Your desire to improve API consistency is appreciated, but all APIs have warts. Inconsistencies that need breaking changes can be fixed in a new API version. Please find a way to channel your efforts into preparations to fix these consistencies in the next API version.ome harder even in a new API version.

It is unlikely that any existing users of the API would be affected.

It is difficult to predict how people are using the APIs. Developers do the strangest things. As our APIs become more adopted over time, it will only become more futile to attempt to make such predictions. One thing you can do is to help improve our documentation about how our APIs should be used. If we can document in future versions that we do not make guarantees about certain behaviours, that may give us some small additional leeway when it comes to making changes.

The existing API is not well documented

If an API's behavior isn't adequately documented, then developers using the API have no choice but to go by what they observe the behavior to be.

The change does not impact users of OpenStack's client libraries or command line interfaces

We encourage developers to develop against OpenStack REST API. There will be many tools and applications which favor the REST API over our libraries or command line interfaces.

Examples

Failing Silently

At one point the change password nova API would return success even if the system was unable to do it:

This made sense to fix because this any client checking the response code of this request surely wants to know if the request failed. Any existing client which this change affects was broken anyway because it was failing to actually change the admin password.

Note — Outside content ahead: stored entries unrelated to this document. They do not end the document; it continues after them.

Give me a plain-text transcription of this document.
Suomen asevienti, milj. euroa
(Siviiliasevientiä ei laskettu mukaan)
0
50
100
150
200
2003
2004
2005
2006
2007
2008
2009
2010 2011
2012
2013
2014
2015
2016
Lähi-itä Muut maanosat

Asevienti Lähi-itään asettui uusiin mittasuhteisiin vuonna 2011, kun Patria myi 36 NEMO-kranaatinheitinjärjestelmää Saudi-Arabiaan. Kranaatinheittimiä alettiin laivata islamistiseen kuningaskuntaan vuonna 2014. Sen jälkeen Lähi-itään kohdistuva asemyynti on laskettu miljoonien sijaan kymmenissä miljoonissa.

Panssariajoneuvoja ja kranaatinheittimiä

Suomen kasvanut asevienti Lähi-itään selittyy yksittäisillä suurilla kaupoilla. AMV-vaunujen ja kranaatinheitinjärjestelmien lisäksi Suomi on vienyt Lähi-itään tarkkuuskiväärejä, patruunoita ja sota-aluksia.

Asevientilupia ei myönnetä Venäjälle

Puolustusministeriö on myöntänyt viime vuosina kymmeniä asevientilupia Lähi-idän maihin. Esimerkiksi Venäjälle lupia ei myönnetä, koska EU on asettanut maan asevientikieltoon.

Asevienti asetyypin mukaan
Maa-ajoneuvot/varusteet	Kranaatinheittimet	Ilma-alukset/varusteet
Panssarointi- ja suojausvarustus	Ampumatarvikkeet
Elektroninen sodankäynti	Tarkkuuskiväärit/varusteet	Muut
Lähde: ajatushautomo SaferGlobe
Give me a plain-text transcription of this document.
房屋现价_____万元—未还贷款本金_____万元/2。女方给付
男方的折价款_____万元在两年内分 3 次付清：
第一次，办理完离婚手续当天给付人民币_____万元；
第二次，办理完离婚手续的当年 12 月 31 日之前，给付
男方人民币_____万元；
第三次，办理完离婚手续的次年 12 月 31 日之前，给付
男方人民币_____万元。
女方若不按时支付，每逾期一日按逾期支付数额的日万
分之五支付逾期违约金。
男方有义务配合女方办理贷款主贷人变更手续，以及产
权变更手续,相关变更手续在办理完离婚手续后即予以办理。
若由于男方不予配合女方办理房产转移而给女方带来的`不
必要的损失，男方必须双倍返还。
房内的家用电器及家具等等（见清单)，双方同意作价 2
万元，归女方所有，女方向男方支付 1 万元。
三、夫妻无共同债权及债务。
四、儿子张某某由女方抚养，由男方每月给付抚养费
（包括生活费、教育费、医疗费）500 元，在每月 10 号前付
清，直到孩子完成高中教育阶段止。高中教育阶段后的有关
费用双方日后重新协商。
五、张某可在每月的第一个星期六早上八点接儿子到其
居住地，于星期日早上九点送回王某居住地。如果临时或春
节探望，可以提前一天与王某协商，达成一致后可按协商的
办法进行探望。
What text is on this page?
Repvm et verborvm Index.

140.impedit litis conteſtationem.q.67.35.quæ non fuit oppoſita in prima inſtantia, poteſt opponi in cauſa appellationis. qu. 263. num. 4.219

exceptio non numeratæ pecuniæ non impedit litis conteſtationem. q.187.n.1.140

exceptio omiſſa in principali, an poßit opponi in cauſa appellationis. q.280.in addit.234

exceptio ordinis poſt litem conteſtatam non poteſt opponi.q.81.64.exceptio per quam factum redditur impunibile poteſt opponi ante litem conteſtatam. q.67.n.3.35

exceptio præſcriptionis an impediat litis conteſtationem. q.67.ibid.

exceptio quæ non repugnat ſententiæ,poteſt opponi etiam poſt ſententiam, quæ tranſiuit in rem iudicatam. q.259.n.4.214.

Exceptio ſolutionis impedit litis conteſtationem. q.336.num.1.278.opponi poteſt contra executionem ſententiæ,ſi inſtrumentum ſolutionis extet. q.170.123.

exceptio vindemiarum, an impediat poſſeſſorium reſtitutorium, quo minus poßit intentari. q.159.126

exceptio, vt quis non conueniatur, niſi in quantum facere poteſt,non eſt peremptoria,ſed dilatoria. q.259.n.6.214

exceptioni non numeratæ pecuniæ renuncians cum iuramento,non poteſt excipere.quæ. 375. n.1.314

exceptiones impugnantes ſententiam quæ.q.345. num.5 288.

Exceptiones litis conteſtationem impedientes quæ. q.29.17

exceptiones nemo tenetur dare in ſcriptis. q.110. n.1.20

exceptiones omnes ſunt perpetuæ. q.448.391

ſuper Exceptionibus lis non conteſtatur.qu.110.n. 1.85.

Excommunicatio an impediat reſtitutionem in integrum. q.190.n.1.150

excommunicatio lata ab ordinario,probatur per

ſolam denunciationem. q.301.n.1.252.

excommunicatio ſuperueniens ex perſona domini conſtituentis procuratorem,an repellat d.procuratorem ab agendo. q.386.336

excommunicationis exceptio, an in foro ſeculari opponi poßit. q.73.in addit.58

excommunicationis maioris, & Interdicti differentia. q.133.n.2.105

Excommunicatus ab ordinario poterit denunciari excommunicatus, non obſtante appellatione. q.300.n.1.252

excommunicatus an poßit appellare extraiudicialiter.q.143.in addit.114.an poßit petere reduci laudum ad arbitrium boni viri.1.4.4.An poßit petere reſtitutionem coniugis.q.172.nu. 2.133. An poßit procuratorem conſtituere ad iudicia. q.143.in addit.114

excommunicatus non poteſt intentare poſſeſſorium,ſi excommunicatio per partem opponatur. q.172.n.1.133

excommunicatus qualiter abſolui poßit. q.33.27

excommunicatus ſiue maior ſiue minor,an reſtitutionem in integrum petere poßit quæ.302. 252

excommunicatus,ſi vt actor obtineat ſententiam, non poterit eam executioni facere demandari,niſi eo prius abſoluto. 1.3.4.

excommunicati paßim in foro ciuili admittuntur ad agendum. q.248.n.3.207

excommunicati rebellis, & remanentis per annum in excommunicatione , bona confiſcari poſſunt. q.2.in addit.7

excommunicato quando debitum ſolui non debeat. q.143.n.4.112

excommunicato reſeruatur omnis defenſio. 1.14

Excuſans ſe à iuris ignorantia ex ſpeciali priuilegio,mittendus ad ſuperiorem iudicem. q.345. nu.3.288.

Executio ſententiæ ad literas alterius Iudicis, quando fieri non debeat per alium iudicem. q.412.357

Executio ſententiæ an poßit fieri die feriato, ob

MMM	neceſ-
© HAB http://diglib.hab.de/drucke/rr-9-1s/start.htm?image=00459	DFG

Questions/Notes/Observations

  • Should (4) in the "OK" section be allowed? It would not break programs but has the problem that there is no way for the user of an API to know which arguments are supported.
It would be really nice to be able to do this better. One idea would be to have the notion of a "minor" version for an OpenStack release that is not bumping the major version along with a new API to query for a minor version level from an API endpoint. That way new, non breaking, features could be added and clients could know if they were supported or not. That could even include totally new APIs. 
  • In future APIs, we should specify which variant of 2xx is returned on success
  • What about multiple installations of OpenStack? Many of the change types we list as OK (adding attributes, adding headers) would have not detrimental effect when working against a single OpenStack installation that was upgrading, but would proove problematic if someone wrote their code to a newer version of the v2 API, but then tried to use it against a different OpenStack installation which was slightly older.

Hence the suggestion about a minor version so that such an app could check.